There is nothing quite like the start of a new school year. The hallways come back to life, spirits are high, and hopes for new possibilities and opportunities are at their highest. It’s a fresh start, a reset of soughts, and it’s always a perfect time to take stock with a faculty while laying the groundwork for what the year has in store. At DFHS, we spent a great deal of time at our opening faculty meeting talking about what we have accomplished, what’s “new” at our school, and how we are doing with regard to the “good to great” question that we first tackled at our opening faculty meeting two years ago. See post:
As I enter my fifth year as the Principal of DFHS, I continue to see our journey as a story that continues to unfold. And while new teachers have joined us along the way and others have moved on, the story of our school continues to evolve. A constant for us has always been our mission to prepare all students with the necessary 21st century “survival” skills to flourish beyond the walls of our school. How we approached that five years ago versus today is of course much different, as nearly all students now have daily access to 1:1 technology, we have expanded student access to our IB and science research programs, we continue to offer new elective options both within our school and virtually, and we continue to push beyond our comfort zones to try new instructional approaches based on the respective needs of our students. It’s a pretty special place, and the question of whether I think our school is “great” is an easy one for me to answer.

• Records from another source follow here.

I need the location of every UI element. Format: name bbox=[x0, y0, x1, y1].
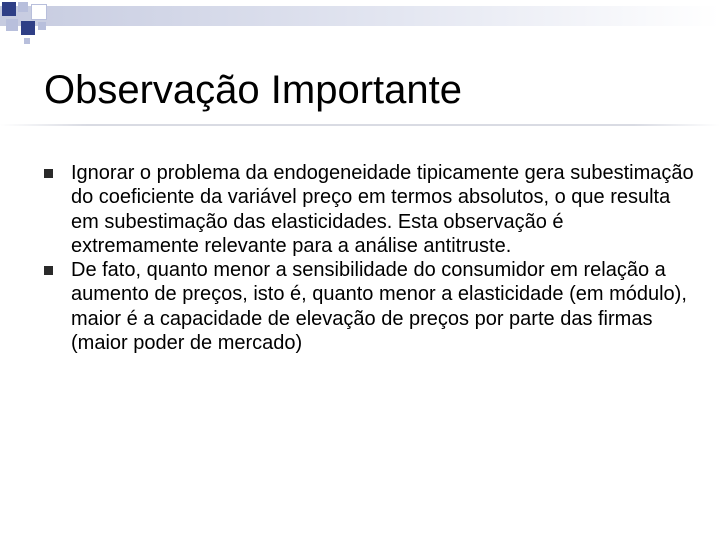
decor-square-dark bbox=[21, 21, 35, 35]
header-gradient-bar bbox=[0, 6, 720, 26]
bullet-item bbox=[44, 161, 694, 258]
decor-square-light bbox=[38, 22, 46, 30]
decor-square-outline bbox=[31, 4, 47, 20]
decor-square-light bbox=[18, 2, 28, 12]
title-divider bbox=[0, 124, 720, 126]
slide-title: Observação Importante bbox=[44, 68, 462, 112]
decor-square-light bbox=[6, 19, 18, 31]
bullet-list bbox=[44, 161, 694, 355]
bullet-item bbox=[44, 258, 694, 355]
bullet-text: De fato, quanto menor a sensibilidade do consumidor em relação a aumento de preços, isto é, quanto menor a elasticidade (em módulo), maior é a capacidade de elevação de preços por parte das firmas (maior poder de mercado) bbox=[71, 259, 687, 355]
decor-square-light bbox=[24, 38, 30, 44]
bullet-text: Ignorar o problema da endogeneidade tipicamente gera subestimação do coeficiente da variável preço em termos absolutos, o que resulta em subestimação das elasticidades. Esta observação é extremamente relevante para a análise antitruste. bbox=[71, 162, 694, 257]
square-bullet-icon bbox=[44, 169, 53, 178]
square-bullet-icon bbox=[44, 266, 53, 275]
decor-square-dark bbox=[2, 2, 16, 16]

So what’s it take to be a great school? I certainly think the teachers at DFHS hit the nail on the head two years ago with their ideas. After thinking some more and seeing a “great” school in action each day, I’ve come up with a few others…
1) Never Settling on “Great”: While it’s important every once in awhile for school communities to “smell the roses” and celebrate their accomplishments, it’s equally important to engage regularly in self-assessment exercises from an organizational perspective to think about what is going well, what isn’t, and what can be done differently. As I said before, DFHS looks very different today than it did five years ago, and it will need to look much different five years from now. If it doesn’t change, and it doesn’t continue to evolve, it will not be long before that “great” school plummets to good, fair, and eventually poor.
2) Leading from the Middle: I asked the DFHS teacher leaders to read The 360 Degree Leader by John Maxwell over the summer and have since shared the text with all of the faculty members at the high school. The concept of leading “down, across, and up” from the middle of an organization is a critical mindset that all teachers need to have. At DFHS, the teacher leaders have been fully empowered to lead their respective departments in a vision building process that will result in a 1-year, 3-year, and 5-year plan. Their goal? To continue to assess the strengths and weaknesses of their departments in order to create a cutting edge program that best supports the needs of all students. My role? To support, guide, and facilitate the process and ultimate change that is needed.
3) A clear and focused vision: We have a very clear district vision in Dobbs Ferry that guides all of the work that we do at the high school. At our opening meeting I focused the teachers’ attention on Wagner’s 21st century “survival” skills with the understanding that it is our job, above all else, to prepare students for success beyond high school. Regardless of the path that our students choose upon graduating, our singular goal must be to help them to develop the necessary skills to problem solve, adapt, and flourish in any experience that they encounter. This “simple” yet incredibly complex mission supersedes all and is the foundation of all work that we do inside of the classroom each and every day.
4) Support for all students: We have lots to be proud of at DFHS. All of our students take at least two IB courses before graduating, our state exam scores are at an all-time high, and virtually all of our students engage in extra-curricular activities that range from athletics to knitting. While we are certainly proud of our “something for everyone” approach and continue to work tirelessly to ensure that all students connect to our school, perhaps what I am proudest of is the success that we have had with both our special education and economically disadvantaged students. Each year our students in these sub-groups continue to perform exceptionally well due to a systematic (and individualized) approach by our extraordinarily talented teachers and support staff. Our school also received a gold star distinction by Newsweek for our work in this area for two consecutive years.
5) Building Management: Not to be understated in any of this is the importance of having leaders who work to ensure that a school runs smoothly on a day-to-day basis. Simply stated, none of the great instructional stuff that is discussed above can happen if the operational side of things is not covered. This includes scheduling, building procedures, security, and student management. For Principals, it’s important to think Maslow and hire a good AP. I’m fortunate to work with the best in @careim2.
Of course, there are many more things that go into making a school “great” and one can probably make a dissertation topic out of this if they wanted. Please feel free to share out some additional ideas using our school’s hashtag, #DFHS2016. I wish all of you the best for a great school year.